A report in the New York Times said that a sports gambling website, Pinnacle Sports, suspended betting for the match on Sunday after large amounts of money, for what is typically an obscure match, was placed on Kubot and Hlavackova to win. The company notified Victoria police of possible irregularities.

Spanish duo Marrero and Arrubarrena lost the match 6-0, 6-3. The one-sidedness of the betting raised red flags at Pinnacle Sports over possible match-fixing, which prompted the company to suspend betting for the encounter around 13 hours before it started.

Both Spaniards denied any match-fixing and Marrero blamed his poor performance on a knee injury.

Suspicious betting information is not considered evidence for match-fixing but the Tennis Integrity Unit (TIU) – tennis’ internal watchdog – has started an investigation, with both Kubot and Hlavackova confirming they were questioned about the matter.

They would not reveal any details of their conversations with the TIU, which were strictly confidential but they insist they believe their opponents were trying their best.

“Yes, they were trying 100 per cent. We were trying our best, we won the match, I don’t know why many people are here,” Kubot told a packed small interview room at Melbourne Park on Monday.

Asked whether he sensed if Marrero was injured, Kubot added: “To be honest we were so focused on our game that I didn’t even notice if he was injured, or that she was injured. We were just focused on ourselves and we were trying to get our momentum. As you could see there were many no-ad points, which we won in the end. Let’s say in the first set we were very lucky, but that’s how it happened.”

The match-fixing suspicions have come hot on the heels of allegations raised in a report published last week by BuzzFeed and BBC that claimed gambling corruption was widespread in tennis and that several top-50 players were flagged to the tennis authorities and that they took no action.

Hlavackova, owner of three grand slam doubles and mixed doubles titles, admitted it was uncomfortable having to answer questions regarding the match with the Spaniards.

“It’s nothing very comfortable to think that we didn’t win the match on our terms.
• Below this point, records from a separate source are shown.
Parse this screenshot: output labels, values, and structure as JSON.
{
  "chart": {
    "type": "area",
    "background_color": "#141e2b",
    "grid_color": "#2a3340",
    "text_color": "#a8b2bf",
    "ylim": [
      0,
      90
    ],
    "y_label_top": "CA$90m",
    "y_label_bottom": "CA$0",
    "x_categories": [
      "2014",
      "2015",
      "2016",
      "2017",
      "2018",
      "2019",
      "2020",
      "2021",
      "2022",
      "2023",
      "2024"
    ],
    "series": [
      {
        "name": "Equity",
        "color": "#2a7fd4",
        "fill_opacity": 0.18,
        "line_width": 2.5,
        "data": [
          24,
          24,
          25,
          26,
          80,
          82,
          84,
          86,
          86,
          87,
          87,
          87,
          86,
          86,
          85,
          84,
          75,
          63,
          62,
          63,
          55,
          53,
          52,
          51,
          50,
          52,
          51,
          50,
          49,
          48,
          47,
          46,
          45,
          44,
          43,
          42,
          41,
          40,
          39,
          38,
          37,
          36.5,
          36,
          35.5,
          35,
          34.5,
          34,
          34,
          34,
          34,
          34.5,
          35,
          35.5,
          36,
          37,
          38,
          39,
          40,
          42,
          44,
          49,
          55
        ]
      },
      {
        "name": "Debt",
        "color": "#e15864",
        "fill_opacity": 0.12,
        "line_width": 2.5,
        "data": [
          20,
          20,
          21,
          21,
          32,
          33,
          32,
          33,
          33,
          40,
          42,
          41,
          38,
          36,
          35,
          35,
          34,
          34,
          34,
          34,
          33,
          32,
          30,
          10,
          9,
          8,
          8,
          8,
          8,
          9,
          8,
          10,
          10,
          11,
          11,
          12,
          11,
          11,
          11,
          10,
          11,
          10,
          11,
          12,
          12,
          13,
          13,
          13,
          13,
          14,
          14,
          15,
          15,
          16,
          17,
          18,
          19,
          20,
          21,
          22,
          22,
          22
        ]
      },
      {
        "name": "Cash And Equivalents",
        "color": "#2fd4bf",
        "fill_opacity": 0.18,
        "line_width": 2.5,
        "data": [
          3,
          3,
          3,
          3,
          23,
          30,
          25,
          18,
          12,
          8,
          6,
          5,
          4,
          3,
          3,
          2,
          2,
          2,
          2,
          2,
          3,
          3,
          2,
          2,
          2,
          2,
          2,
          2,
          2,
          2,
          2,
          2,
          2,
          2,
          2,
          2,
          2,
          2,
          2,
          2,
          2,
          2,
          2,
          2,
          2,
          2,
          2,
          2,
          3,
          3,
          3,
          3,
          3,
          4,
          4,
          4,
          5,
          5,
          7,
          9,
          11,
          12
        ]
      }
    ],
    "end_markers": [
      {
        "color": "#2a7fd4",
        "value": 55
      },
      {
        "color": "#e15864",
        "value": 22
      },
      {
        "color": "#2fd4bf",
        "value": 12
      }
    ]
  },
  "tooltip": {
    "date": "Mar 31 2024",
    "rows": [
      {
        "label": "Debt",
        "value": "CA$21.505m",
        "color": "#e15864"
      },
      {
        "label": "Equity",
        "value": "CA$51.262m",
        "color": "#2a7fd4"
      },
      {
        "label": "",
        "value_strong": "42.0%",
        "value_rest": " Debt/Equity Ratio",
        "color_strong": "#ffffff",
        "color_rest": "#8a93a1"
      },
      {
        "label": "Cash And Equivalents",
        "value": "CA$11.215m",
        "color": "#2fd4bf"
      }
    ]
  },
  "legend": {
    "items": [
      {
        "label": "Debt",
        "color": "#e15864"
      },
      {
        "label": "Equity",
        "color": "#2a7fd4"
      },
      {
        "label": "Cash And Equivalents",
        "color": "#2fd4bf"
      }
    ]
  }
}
We played our best yesterday, we did very well and we won. So it’s a bit uncomfortable to be questioned if someone else wasn’t playing 100 per cent or something,” said the Czech Olympic silver medallist.

A list of players was published following the BuzzFeed/BBC report by an unknown website that claimed they used a mathematical algorithm to figure out the suspected players.

“I think the name should not be put on a list in a newspaper without any proof because I think you work hard every day, as everyone of us, and this is just putting us, let’s say, on a blacklist but without any proof. I think that should not be written in the paper,” said Kubot.

“To be honest, as someone who idolises Lleyton Hewitt, I’m really sad that it happened, his name, right here in his favourite grand slam but maybe it should be like this, I don’t know, it’s not my business.”

Spanish No.1 David Ferrer finds it “impossible” that either Marrero or Arruabarrena could be involved with gambling corruption.

“They were just trying to win a match. It is impossible that David or Lara have bet (fixed) a match. In this particular moment this is a touchy subject. The media is being sensationalist,” Ferrer said on Monday after reaching the quarter-finals in Melbourne.

Referring to the New York Times article, Ferrer added: “It sells. It’s looking for more than there really is. If you find someone who is betting (fixing matches) then sanction them. The truth is I feel no pity for those tennis players.

“But if you don’t know (and have no proof), then don’t call them dirty and don’t taint tennis.”